NCT number NCT00034970
Other study ID # R21AT000683-01
Secondary ID
Status Completed
Phase N/A
First received May 2, 2002
Last updated August 17, 2006
Start date April 2002
Est. completion date December 2003

Study information

Verified date July 2006
Source National Center for Complementary and Integrative Health (NCCIH)
Contact n/a
Is FDA regulated No
Health authority United States: Federal Government
Study type Interventional

Clinical Trial Summary

The purpose of this study is to determine whether cancer patients who receive the mindfulness-based art therapy (MBAT) program demonstrate improvement in health-related quality of life, a reduction in stress-related symptoms, and enhanced coping responses.


Description:

Psychosocial interventions, especially supportive-expressive group therapies, have been associated with significant improvements in health status, quality of life and coping behaviors, in patients with cancer. The purpose of the proposed pilot research study is to investigate a newly developed group therapy for cancer patients, MBAT. This proposed, randomized, controlled study follows a successful preliminary investigation of MBAT conducted at Thomas Jefferson University Hospital. MBAT integrates known benefits of art therapy, group therapy, and mindfulness-based stress reduction. Each of these fundamentally different modalities has documented usefulness in the treatment of cancer patients. The multi-modal approach is designed to enhance both the supportive and expressive aspects of the group experience. The study will be done with 96 patients who have a variety of cancer types. Participants will be matched for age and assigned randomly to either the MBAT experimental group or a non-intervention control group. Both groups will continue to receive their usual oncologic/medical care. The MBAT program consists of eight weekly meetings of two and one half-hours in length. At the end of the eight weeks, participants in the control group will be crossed over to the experimental intervention arm for an additional eight weeks. Participants will be assessed pre- and post-intervention on measures of health-related quality of life, psychological distress, and coping, using standardized outcome instruments (SF-36, SCL-90-R and COPE). Our long-term goal is to collect sufficient data to determine the overall efficacy of this promising intervention and to identify which patients are particularly likely to benefit from MBAT.

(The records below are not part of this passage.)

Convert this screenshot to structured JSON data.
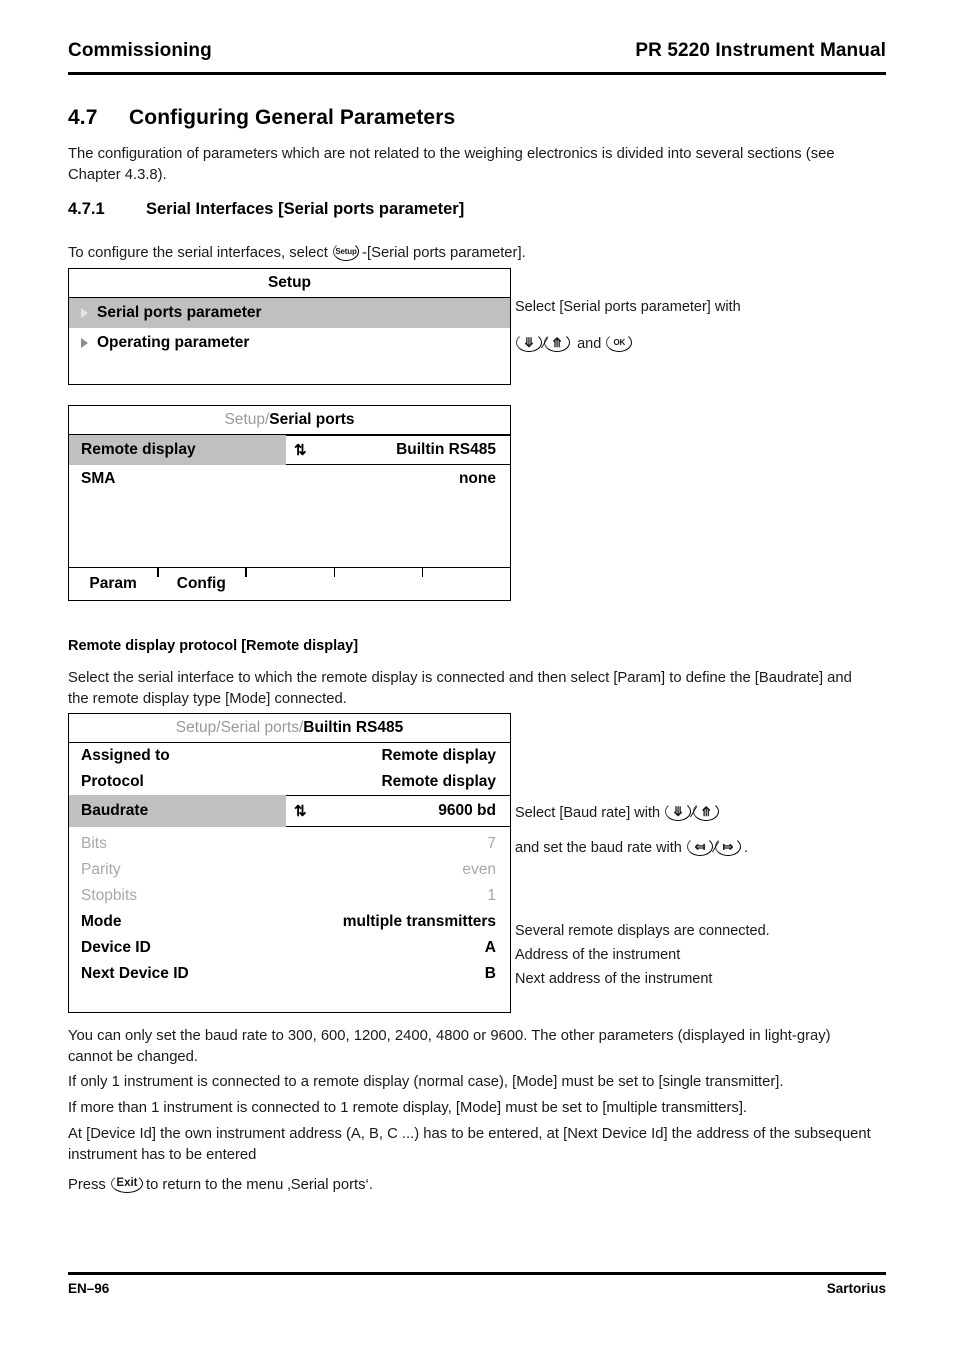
{
  "header": {
    "left": "Commissioning",
    "right": "PR 5220 Instrument Manual"
  },
  "section": {
    "number": "4.7",
    "title": "Configuring General Parameters",
    "intro": "The configuration of parameters which are not related to the weighing electronics is divided into several sections (see Chapter 4.3.8)."
  },
  "subsection": {
    "number": "4.7.1",
    "title": "Serial Interfaces [Serial ports parameter]",
    "lead_before": "To configure the serial interfaces, select",
    "lead_icon": "Setup",
    "lead_after": "-[Serial ports parameter]."
  },
  "setup_panel": {
    "title": "Setup",
    "items": [
      {
        "label": "Serial ports parameter",
        "selected": true
      },
      {
        "label": "Operating parameter",
        "selected": false
      }
    ]
  },
  "setup_anno": {
    "line1": "Select [Serial ports parameter] with",
    "key_down": "down-arrow",
    "key_up": "up-arrow",
    "and": "and",
    "key_ok": "OK"
  },
  "serial_ports_panel": {
    "title_dim": "Setup/",
    "title_bold": "Serial ports",
    "rows": [
      {
        "label": "Remote display",
        "value": "Builtin  RS485",
        "selected": true,
        "updown": true
      },
      {
        "label": "SMA",
        "value": "none",
        "selected": false,
        "updown": false
      }
    ],
    "softkeys": [
      "Param",
      "Config",
      "",
      "",
      ""
    ]
  },
  "remote_display": {
    "heading": "Remote display protocol [Remote display]",
    "body": "Select the serial interface to which the remote display is connected and then select [Param] to define the [Baudrate] and the remote display type [Mode] connected."
  },
  "builtin_panel": {
    "title_dim": "Setup/Serial ports/",
    "title_bold": "Builtin  RS485",
    "rows": [
      {
        "label": "Assigned to",
        "value": "Remote display",
        "style": "normal",
        "updown": false
      },
      {
        "label": "Protocol",
        "value": "Remote display",
        "style": "normal",
        "updown": false
      },
      {
        "label": "Baudrate",
        "value": "9600  bd",
        "style": "selected",
        "updown": true
      },
      {
        "label": "Bits",
        "value": "7",
        "style": "dim",
        "updown": false
      },
      {
        "label": "Parity",
        "value": "even",
        "style": "dim",
        "updown": false
      },
      {
        "label": "Stopbits",
        "value": "1",
        "style": "dim",
        "updown": false
      },
      {
        "label": "Mode",
        "value": "multiple transmitters",
        "style": "normal",
        "updown": false
      },
      {
        "label": "Device ID",
        "value": "A",
        "style": "normal",
        "updown": false
      },
      {
        "label": "Next Device ID",
        "value": "B",
        "style": "normal",
        "updown": false
      }
    ]
  },
  "builtin_anno": {
    "baud_select_before": "Select [Baud rate] with",
    "baud_set_before": "and set the baud rate with",
    "baud_set_after": ".",
    "mode_note": "Several remote displays are connected.",
    "device_note": "Address of the instrument",
    "next_device_note": "Next address of the instrument"
  },
  "notes": {
    "baud_rates": "You can only set the baud rate to 300, 600, 1200, 2400, 4800 or 9600. The other parameters (displayed in light-gray) cannot be changed.",
    "single": "If only 1 instrument is connected to a remote display (normal case), [Mode] must be set to [single transmitter].",
    "multiple": "If more than 1 instrument is connected to 1 remote display, [Mode] must be set to [multiple transmitters].",
    "device_id": "At [Device Id] the own instrument address (A, B, C ...) has to be entered, at [Next Device Id] the address of the subsequent instrument has to be entered",
    "press_before": "Press",
    "press_icon": "Exit",
    "press_after": "to return to the menu ‚Serial ports‘."
  },
  "footer": {
    "page": "EN–96",
    "brand": "Sartorius"
  }
}
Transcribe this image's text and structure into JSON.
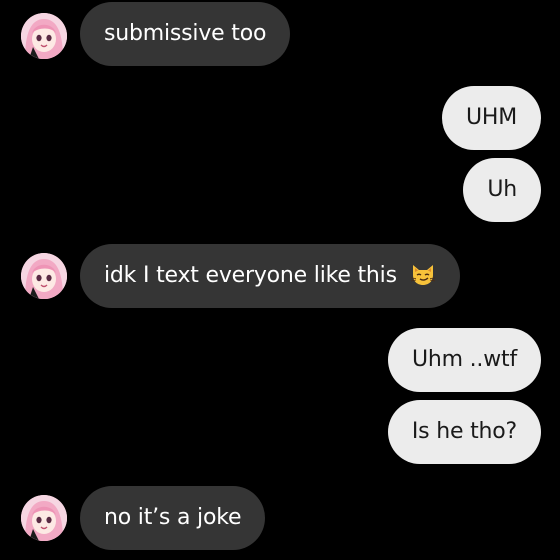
{
  "chat": {
    "messages": [
      {
        "sender": "them",
        "text": "submissive too",
        "avatar_icon": "avatar-pink-hair-girl"
      },
      {
        "sender": "me",
        "text": "UHM"
      },
      {
        "sender": "me",
        "text": "Uh"
      },
      {
        "sender": "them",
        "text": "idk I text everyone like this",
        "emoji": "smirking-cat-emoji",
        "avatar_icon": "avatar-pink-hair-girl"
      },
      {
        "sender": "me",
        "text": "Uhm ..wtf"
      },
      {
        "sender": "me",
        "text": "Is he tho?"
      },
      {
        "sender": "them",
        "text": "no it’s a joke",
        "avatar_icon": "avatar-pink-hair-girl"
      }
    ]
  },
  "colors": {
    "background": "#000000",
    "incoming_bubble": "#353535",
    "outgoing_bubble": "#ececec",
    "avatar_hair": "#f2a9c4"
  }
}
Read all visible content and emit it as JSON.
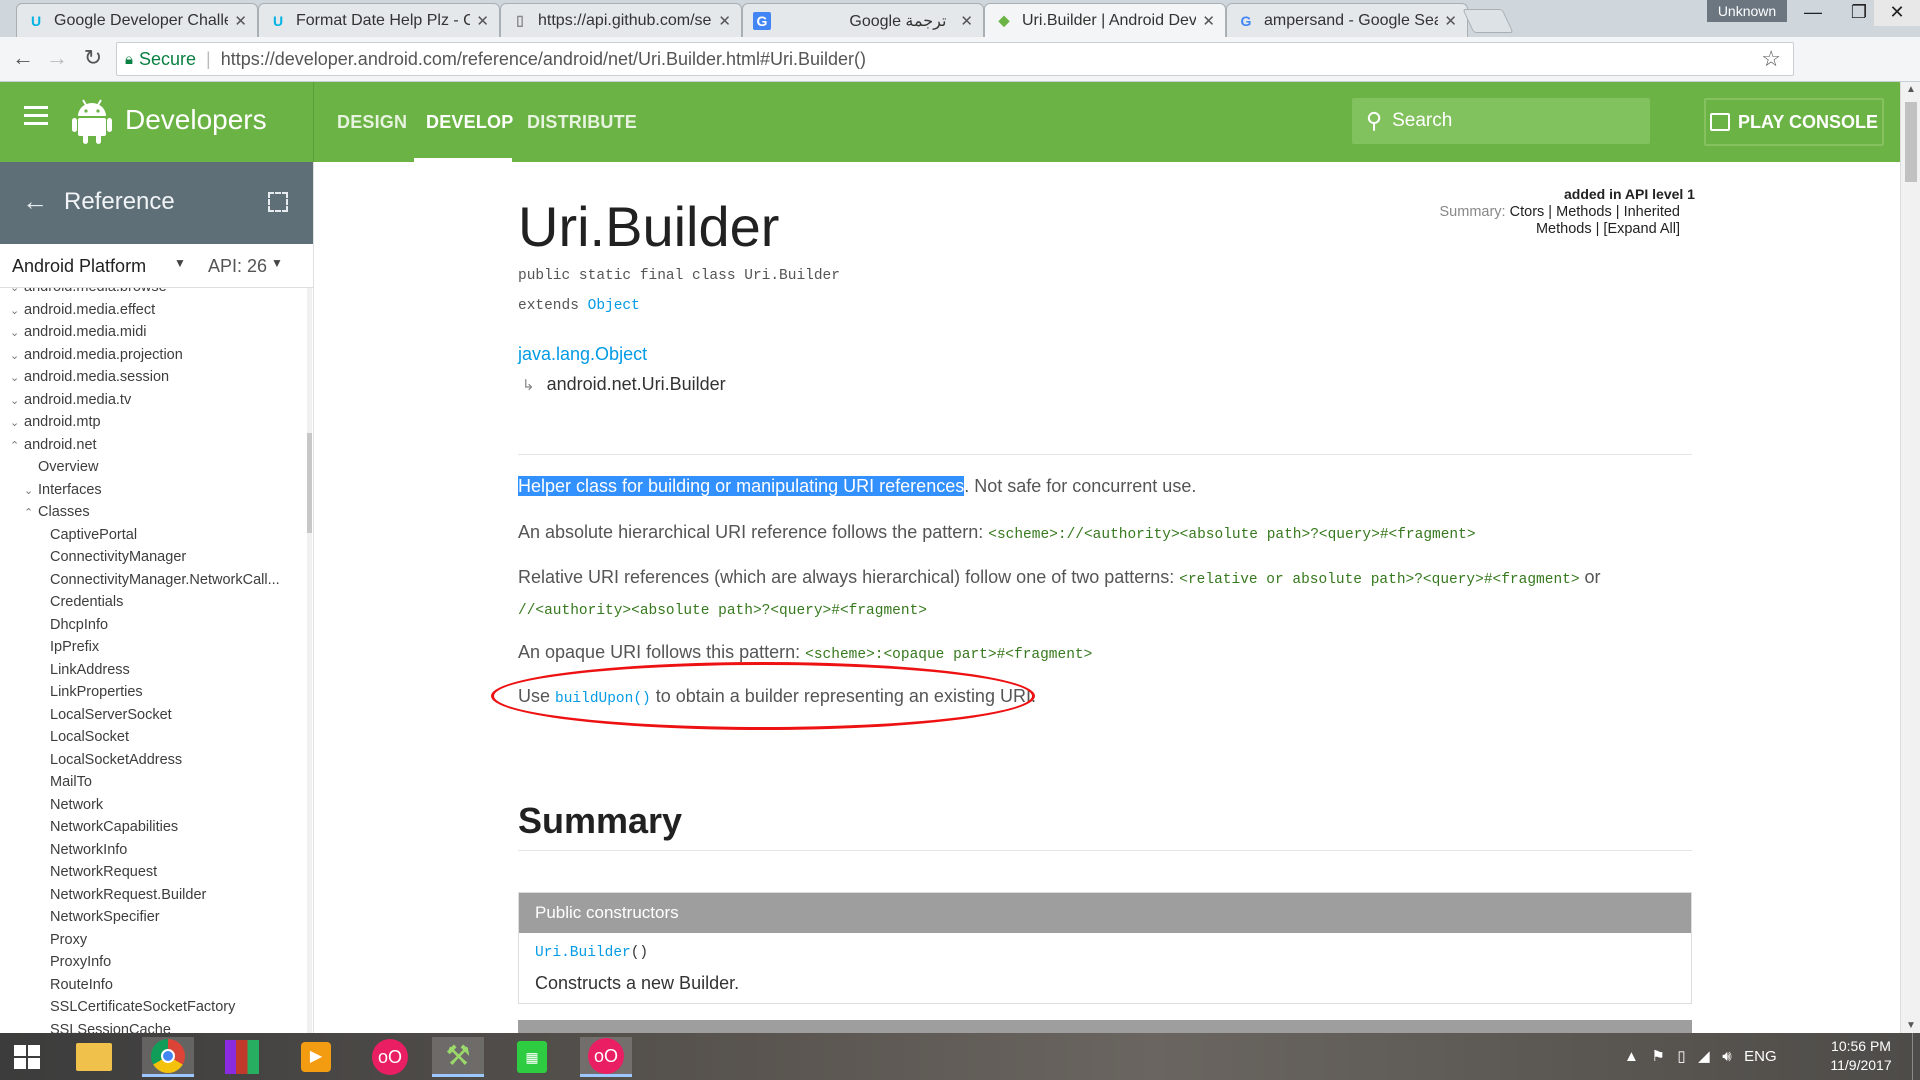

Recruitment information / eligibility

Status Completed
Enrollment 114
Est. completion date December 2003
Est. primary completion date
Accepts healthy volunteers No
Gender Both
Age group 21 Years and older
Eligibility Inclusion:

- Diagnosis of cancer or cancer recurrence within the past 2 years.

- Able to tolerate 8 weekly groups, 2 1/2 hours in length

Exclusion:

- Less than 4 months from original or recurrent diagnosis or beyond 2 years

- Physically unable to attend groups

- Non-stabilized major mental disorder

- Children

- Comprehension of written and spoken English at a level of less than 4th grade.

Study Design

Allocation: Randomized, Endpoint Classification: Efficacy Study, Intervention Model: Factorial Assignment, Masking: Open Label, Primary Purpose: Educational/Counseling/Training


Related Conditions & MeSH terms


Intervention

Behavioral:
Mindfulness-based at therapy


Locations

Country Name City State
United States Thomas Jefferson University Hospital/Kimmel Cancer Center Philadelphia Pennsylvania

Sponsors (1)

Lead Sponsor Collaborator
National Center for Complementary and Integrative Health (NCCIH)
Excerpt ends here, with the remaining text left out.